Look Beyond Tomorrow

I am not trying to scare you as a director around what the future may bring (I think there is enough going on in the world to do that and to give you that perspective). I am rather encouraging you to lift your eyes to look at what the Fourth Industrial Revolution – or evolution, as it may be – could do and will do to your business.

In my experience in the boardroom and in the boardrooms that I have the privilege to observe, boards tend to be too focused on today and tomorrow i.e. getting the job done, getting through today’s agenda, moving on to the next meeting with a business that they need to get involved in or save, or sorting out operational problems. This leaves little or no time for looking further ahead.

Are you looking beyond tomorrow? Is a blue-sky discussion regularly on your board’s agenda?

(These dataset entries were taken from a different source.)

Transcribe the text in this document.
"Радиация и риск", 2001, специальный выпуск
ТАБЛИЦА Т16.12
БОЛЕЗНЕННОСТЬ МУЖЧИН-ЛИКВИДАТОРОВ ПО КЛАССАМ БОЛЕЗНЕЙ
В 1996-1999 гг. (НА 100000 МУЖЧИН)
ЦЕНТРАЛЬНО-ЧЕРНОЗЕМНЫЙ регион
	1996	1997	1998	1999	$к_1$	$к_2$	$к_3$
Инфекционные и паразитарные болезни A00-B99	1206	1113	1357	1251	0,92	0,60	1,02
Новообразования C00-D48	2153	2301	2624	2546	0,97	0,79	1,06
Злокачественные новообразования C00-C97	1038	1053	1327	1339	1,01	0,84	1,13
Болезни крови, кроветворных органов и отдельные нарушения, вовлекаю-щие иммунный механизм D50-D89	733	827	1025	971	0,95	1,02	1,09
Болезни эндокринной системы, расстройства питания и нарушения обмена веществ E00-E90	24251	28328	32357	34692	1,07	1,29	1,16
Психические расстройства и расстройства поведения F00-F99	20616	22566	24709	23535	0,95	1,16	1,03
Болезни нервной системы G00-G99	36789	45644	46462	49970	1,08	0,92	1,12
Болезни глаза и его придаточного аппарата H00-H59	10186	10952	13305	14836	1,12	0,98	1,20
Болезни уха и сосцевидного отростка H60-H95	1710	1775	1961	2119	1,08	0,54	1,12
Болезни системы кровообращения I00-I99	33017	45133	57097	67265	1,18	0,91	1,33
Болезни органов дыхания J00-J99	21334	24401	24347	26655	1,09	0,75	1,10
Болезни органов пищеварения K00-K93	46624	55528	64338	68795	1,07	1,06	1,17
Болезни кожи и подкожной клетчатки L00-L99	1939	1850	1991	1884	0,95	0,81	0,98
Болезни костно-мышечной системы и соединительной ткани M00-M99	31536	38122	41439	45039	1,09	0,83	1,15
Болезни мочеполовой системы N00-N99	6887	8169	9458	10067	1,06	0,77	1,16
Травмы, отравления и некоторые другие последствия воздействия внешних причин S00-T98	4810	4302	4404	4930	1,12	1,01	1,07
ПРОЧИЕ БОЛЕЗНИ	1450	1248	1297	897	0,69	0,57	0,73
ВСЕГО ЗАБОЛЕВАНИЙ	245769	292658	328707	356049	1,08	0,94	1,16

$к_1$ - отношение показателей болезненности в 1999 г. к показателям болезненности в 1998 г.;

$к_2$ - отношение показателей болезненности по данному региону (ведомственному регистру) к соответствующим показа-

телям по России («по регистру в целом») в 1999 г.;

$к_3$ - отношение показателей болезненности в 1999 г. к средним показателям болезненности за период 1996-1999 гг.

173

While doing this every month (or at every board meeting depending on how often you have them) is not necessarily practical or even possible, looking at the big picture is vital: Discuss what it is and what could fundamentally change the business.

Boards must also be prepared to have the discussion about what happens if their industry is destroyed: What product could displace us as a business? What technology that we use is more than 30 years old and, therefore, ripe for change? What paradigm is our business based on that could be challenged as the world goes through further evolution?

Keep an Eye Out

My recommendation for any director is to take time as an individual every month to read about your industry. Then, when time is allocated in the boardroom to have the blue-sky discussion, do not allow fellow directors to say that what you share is irrelevant or will never happen. After all, the whole purpose of the Fourth Industrial Revolution (or evolution) discussion is to talk about things that seem absurd, different, unlikely or impossible.

Often, it is best to start this discussion away from the boardroom table – rather when on the walkabout, having a look in the factory or talking to other people in your business. Learn from others’ insights and experiences at the coalface.

Whether you consider 4IR to be true or not, one thing we can be certain of is that the world will change. Is your board and business giving enough thought to whether it is changing fast enough to remain relevant?